Business

Is Subprime’s Loss the Tech Industry’s Gain?

The whipping that lenders have taken in the subprime mortgage market could prove beneficial to the nation’s technology sector, according to a venture capitalist-turned-professor.

Howard Anderson, a founder of the Yankee Group, as well as two venture capital companies, and now a professor at the Sloan School of Management at the Massachusetts Institute of Technology, argue that the subprime debacle will free up more money for investment in the country’s technology sector.

“If you look at the reverberations, it will make the private equity buyout business worse, which will make technology, vis a vis buyouts, look better,” he told the E-Commerce Times.

Diminishing Returns

What will make the buyout business worse is a crunch on lending that will lower the returns on investment that buyout firms can deliver to investment banks and institutional investors, he explained.

“As their returns go down, which means venture capital returns will look better — not because they’ll go up but because the other is going down,” he said.

For example, he continued, before the credit crunch, a buyout firm might be able to leverage 80 percent of a deal with somebody else’s money. Now they may be able to leverage only 50 percent of a deal that way.

“What that means to the private equity guys — T. H. Lee, KKR, all these multi-billion, private equity funds — is their returns are going to go down,” he observed.

More IPOs

The reason for that, he continued, is that they’re going to have to put more money into their deals and they’re going to have to pay more for the money they borrow to execute those deals.

“Where they were showing a 20 percent internal rate of return before,” he explained, “now they maybe they go down to 10 percent. The venture firms that were showing a 12 percent return now look better.”

Anderson also contended that with the private equity window closed for awhile, the IPO scene for tech companies may improve.

“Investment bankers have to do something with their money,” he declared. “How are they going to make their bonuses at the end of the year unless they do some deals?”

Good, Not Giddy

The tech industry, he noted, has done well during the recent economic downturn.

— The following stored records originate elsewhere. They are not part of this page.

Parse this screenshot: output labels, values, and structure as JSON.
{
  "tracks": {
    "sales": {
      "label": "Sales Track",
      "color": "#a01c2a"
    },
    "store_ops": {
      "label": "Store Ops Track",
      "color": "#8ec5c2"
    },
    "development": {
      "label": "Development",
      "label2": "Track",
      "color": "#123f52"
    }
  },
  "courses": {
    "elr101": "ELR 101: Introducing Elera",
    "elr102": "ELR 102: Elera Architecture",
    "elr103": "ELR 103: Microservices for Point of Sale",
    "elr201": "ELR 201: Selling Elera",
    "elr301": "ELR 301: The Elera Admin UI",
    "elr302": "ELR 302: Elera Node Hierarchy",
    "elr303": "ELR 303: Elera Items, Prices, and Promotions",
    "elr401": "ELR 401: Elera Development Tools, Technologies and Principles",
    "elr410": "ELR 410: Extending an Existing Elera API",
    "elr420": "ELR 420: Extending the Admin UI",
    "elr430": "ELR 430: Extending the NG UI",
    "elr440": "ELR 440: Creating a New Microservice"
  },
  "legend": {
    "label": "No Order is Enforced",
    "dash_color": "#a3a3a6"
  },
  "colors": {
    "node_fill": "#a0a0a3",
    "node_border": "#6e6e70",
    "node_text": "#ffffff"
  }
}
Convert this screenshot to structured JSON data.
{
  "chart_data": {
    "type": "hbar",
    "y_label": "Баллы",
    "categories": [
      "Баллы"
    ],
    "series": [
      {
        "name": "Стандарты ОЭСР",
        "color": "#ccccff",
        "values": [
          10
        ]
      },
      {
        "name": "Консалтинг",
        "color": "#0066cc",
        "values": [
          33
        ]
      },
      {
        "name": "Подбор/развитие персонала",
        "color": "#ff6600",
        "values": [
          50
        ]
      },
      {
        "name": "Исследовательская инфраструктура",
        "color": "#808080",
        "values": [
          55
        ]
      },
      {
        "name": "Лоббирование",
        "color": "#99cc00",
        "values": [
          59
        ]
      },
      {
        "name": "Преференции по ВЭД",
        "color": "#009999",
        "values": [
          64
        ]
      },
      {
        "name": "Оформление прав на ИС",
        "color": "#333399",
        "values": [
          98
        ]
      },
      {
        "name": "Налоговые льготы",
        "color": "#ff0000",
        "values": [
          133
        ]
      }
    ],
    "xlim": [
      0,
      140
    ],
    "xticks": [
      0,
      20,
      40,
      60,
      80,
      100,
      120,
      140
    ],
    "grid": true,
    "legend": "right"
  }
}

“Returns are getting better,” he said. “In 2002 when people would ask, ‘How’s the tech sector going to do for the next five years?’ my answer was, ‘It’s going to suck.’ And it did.”

“Now it’s better,” he continued. “It’s not giddy the way it was in ’99 and 2000, but it’s better.”

Because of that, more mergers and acquisitions may be looked on more favorably by investors, he added.

“What we’ve been seeing are acquisitions at about two-and-a-half-times sales,” he observed. “That number didn’t look good to investors, but it will look better since there won’t be as much private equity buyout stuff.”

Ugly Bubbles

That 2.5-times-sales number pales compared to days preceding the bursting of tech and telecom bubbles at the turn of the century, when companies were being sold for 10-times sales.

During those heady times, Anderson recalled, his venture capital company, Battery Ventures, delivered annual returns of 65 percent to its investors.

He remembers a company valued at US$36 million selling for $3 billion 18 months after Battery invested in it.

Those days, he acknowledged, are well behind the tech sector. “There’s no going back,” he said. “The American investor lost a couple of trillion dollars when that boom busted.”

A Better Nation

If the subprime fiasco diverts more money to venture funds, the whole nation will benefit, asserted Richard Horan, senior managing director at the Slater Technology Fund in Providence, R.I.

“For a decade or more we’ve been witnessing financial engineering as a way to squeeze greater yield out of investment strategies that make a limited contribution to the growth of an innovation economy,” he told the E-Commerce Times.

“If for reasons of a credit market collapse the flow of funds into those sectors declines and that bodes well for venture capital investment,” he said, “I think we’re all better off because the companies seeking venture capital financing are companies achieving true innovation and contributing real growth to the economy.”

Net Ad Market Hit

While the subprime problem may create some opportunity for tech companies, it will have its downside, too, warned Ted G. Wang, a partner with Fenwick & West, of Mountain View, Calif.

“The general economic slowdown caused by it is no good for anyone,” he observed.

“I have some clients in the Internet space,” he added, “and some of these subprime guys have been big Internet advertisers, so if their ad-spend decreases, that could hurt Internet companies.

“On the positive side,” he added, “it makes the technology sector look more attractive.”